Foundations should stay true to their mission to avoid being dragged into culture wars and getting “beaten up in the media”, according to the chief executive of the Association of Charitable Foundations.
Carol Mack made the remarks during the ACF’s annual conference yesterday in a speech on the themes of community, identity and belonging, the need for foundations to put social impact at the heart of the levelling up agenda and how they can navigate the culture wars.
“Foundations – with serious, thoughtful approaches to reviewing their history and past links to slavery – are getting caught up in the crossfire and beaten up in the media,” she said.
“But a guiding light through the media storm, and what is most important through all of this, is your own mission as a foundation, and staying true to that.”
Being true meant being bold, robust and clear, said Mack, who also advised foundations to make sure that they kept good records of their decisions.

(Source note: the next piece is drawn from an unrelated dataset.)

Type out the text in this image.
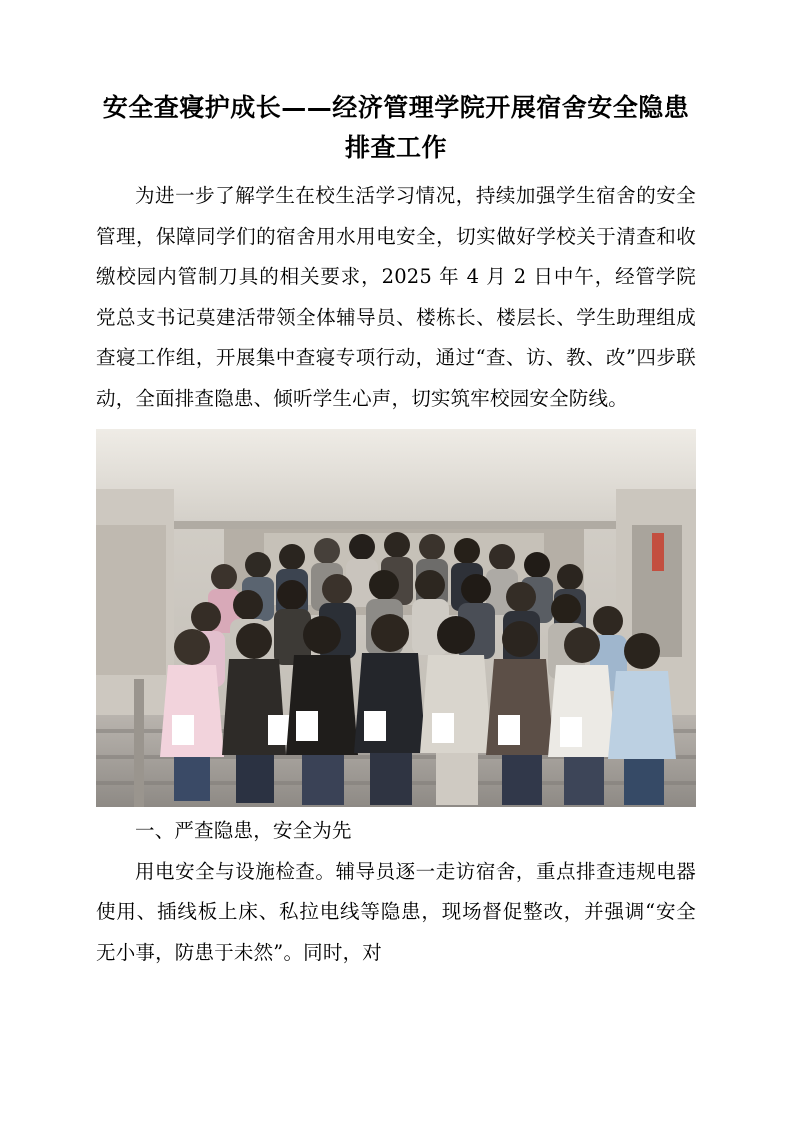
安全查寝护成长——经济管理学院开展宿舍安全隐患排查工作

为进一步了解学生在校生活学习情况，持续加强学生宿舍的安全管理，保障同学们的宿舍用水用电安全，切实做好学校关于清查和收缴校园内管制刀具的相关要求，2025 年 4 月 2 日中午，经管学院党总支书记莫建活带领全体辅导员、楼栋长、楼层长、学生助理组成查寝工作组，开展集中查寝专项行动，通过“查、访、教、改”四步联动，全面排查隐患、倾听学生心声，切实筑牢校园安全防线。

一、严查隐患，安全为先

用电安全与设施检查。辅导员逐一走访宿舍，重点排查违规电器使用、插线板上床、私拉电线等隐患，现场督促整改，并强调“安全无小事，防患于未然”。同时，对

“The sure way to ensure the [Charity] Commission stays on your side is to properly document what you do and why, and relate everything back to your charitable objectives,” said Mack, who previously worked for the regulator.
She also talked about the need for foundations to ensure their work was not exclusionary or contributing to community dynamics where agency and power were unequal, in what she described as the “dark side of social capital”.
“Evidence from a range of sources suggests that organisations led by Black and minority communities are less likely to apply for funding; are less likely to be successful in getting a grant if they do apply; and, if they do get a grant, are awarded less money,” said Mack.
But she said she believed this was starting to change as “the last year has seen new programmes from several funders to tackle racial inequality”.
Mack then turned to the government’s levelling up agenda.
“As we all know, tackling inequalities between areas is much needed. It should be clear to anyone that community and social capital must be at the heart of levelling up,” she said.
Mack pointed to research by the think tank NPC that estimated almost 90 per cent of the levelling-up funding would go on physical infrastructure, not people or communities.
“I hope that the new Department for Levelling Up, Housing and Communities under Michael Gove will shift that emphasis and support the social infrastructure that communities need – and it is also vitally important to consider levelling up within communities, not just between them,” added Mack.
“Tackling regional inequality needs to go hand-in-hand with tackling racism, homophobia and all of the other ways human beings have found to exclude others, so that everyone is given an equal chance in life. And key to tackling inequalities in the future will be addressing the climate crisis. With all this in mind, I believe foundations should be at the heart of levelling up in its broadest sense.”
At last year’s ACF conference, Rushanara Ali, the Labour MP for Bethnal Green and Bow, warned that "short-sighted" cuts to the international aid budget would increase the pressure on philanthropic foundations.